Because all uncertainties are handled using a resampling approach, it is trivial to
combine
or merge uncertain values of different types into a single uncertain value.
Depending on your data, you may want to choose of one the following ways of representing multiple uncertain values as one:
- [Combining](@ref uncertainvalue_combine). An ensemble of uncertain values is represented as a weighted population. This approach is nice if you want to impose expert-opinion on the relative sampling probabilities of uncertain values in the ensemble, but still sample from the entire supports of each of the furnishing values. This introduces no additional approximations besides what is already present at the moment you define your uncertain values.
- [Merging](@ref uncertainvalue_merge). Multiple uncertain values are merged using a kernel density estimate to the overall distribution. This approach introduces approximations beyond what is present in the uncertain values when you define them.
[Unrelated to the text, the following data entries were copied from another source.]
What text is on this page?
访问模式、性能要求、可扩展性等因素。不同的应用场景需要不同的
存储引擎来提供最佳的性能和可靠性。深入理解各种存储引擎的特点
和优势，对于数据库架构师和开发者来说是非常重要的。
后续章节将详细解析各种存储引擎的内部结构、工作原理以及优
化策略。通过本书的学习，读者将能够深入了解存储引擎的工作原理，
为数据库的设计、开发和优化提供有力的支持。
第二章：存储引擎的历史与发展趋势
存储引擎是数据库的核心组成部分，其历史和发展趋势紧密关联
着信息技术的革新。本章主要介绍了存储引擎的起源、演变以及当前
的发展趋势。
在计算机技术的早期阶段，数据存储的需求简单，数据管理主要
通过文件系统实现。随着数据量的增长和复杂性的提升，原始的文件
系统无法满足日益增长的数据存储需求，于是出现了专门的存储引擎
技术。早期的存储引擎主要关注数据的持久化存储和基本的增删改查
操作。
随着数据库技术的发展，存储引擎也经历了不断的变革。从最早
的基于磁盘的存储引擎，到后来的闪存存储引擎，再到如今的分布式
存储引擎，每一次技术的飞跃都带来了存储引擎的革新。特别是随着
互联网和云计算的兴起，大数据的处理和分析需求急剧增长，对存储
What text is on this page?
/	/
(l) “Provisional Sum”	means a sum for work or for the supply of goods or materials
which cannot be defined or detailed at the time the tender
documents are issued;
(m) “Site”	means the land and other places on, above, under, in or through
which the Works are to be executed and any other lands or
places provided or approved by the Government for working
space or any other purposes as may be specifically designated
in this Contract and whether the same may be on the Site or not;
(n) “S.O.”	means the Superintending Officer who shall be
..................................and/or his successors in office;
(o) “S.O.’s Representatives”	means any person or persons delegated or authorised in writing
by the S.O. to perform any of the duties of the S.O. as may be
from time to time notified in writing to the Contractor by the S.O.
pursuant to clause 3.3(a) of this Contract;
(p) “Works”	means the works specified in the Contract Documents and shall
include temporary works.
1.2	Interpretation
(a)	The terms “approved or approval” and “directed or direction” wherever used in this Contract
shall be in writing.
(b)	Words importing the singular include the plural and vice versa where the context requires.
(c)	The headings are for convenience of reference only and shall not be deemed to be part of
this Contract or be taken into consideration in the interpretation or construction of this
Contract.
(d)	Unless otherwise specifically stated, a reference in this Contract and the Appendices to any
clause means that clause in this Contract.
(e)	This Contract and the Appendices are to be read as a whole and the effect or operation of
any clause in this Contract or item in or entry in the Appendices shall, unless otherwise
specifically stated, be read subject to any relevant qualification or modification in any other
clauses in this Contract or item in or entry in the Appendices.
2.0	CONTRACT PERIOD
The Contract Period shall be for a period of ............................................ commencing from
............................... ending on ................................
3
Combining uncertain values is done by representing them as a weighted population of uncertain values, which is illustrated in the following example:
# Assume we have done some analysis and have three points whose uncertainties
# significantly overlap.
v1 = UncertainValue(Normal(0.13, 0.52))
v2 = UncertainValue(Normal(0.27, 0.42))
v3 = UncertainValue(Normal(0.21, 0.61))
# Give each value equal sampling probabilities and represent as a population
pop = UncertainValue([v1, v2, v3], [1, 1, 1])
# Let the values v1, v2 and v3 be sampled with probability ratios 1-2-3
pop = UncertainValue([v1, v2, v3], [1, 2, 3])
This is not restricted to normal distributions! We can combine any type of value in our population, even populations!
# Consider a population of normal distributions, and a gamma distribution
v1 = UncertainValue(Normal(0.265, 0.52))
v2 = UncertainValue(Normal(0.311, 0.15))
v3 = UncertainValue([v1, v2], [2, 1])
v4 = UncertainValue(Gamma(0.5, -1))
pts = [v1, v4]
wts = [2, 1]
# New population is a nested population with unequal weights
pop = UncertainValue(pts, wts)
d1 = density(resample(pop, 20000), label = "population")
d2 = plot()
density!(d2, resample(pop[1], 20000), label = "v1")
density!(d2, resample(pop[2], 20000), label = "v2")
plot(d1, d2, layout = (2, 1), xlabel = "Value", ylabel = "Density", link = :x, xlims = (-2.5, 2.5))
This makes it possible treat an ensemble of uncertain values as a single uncertain value.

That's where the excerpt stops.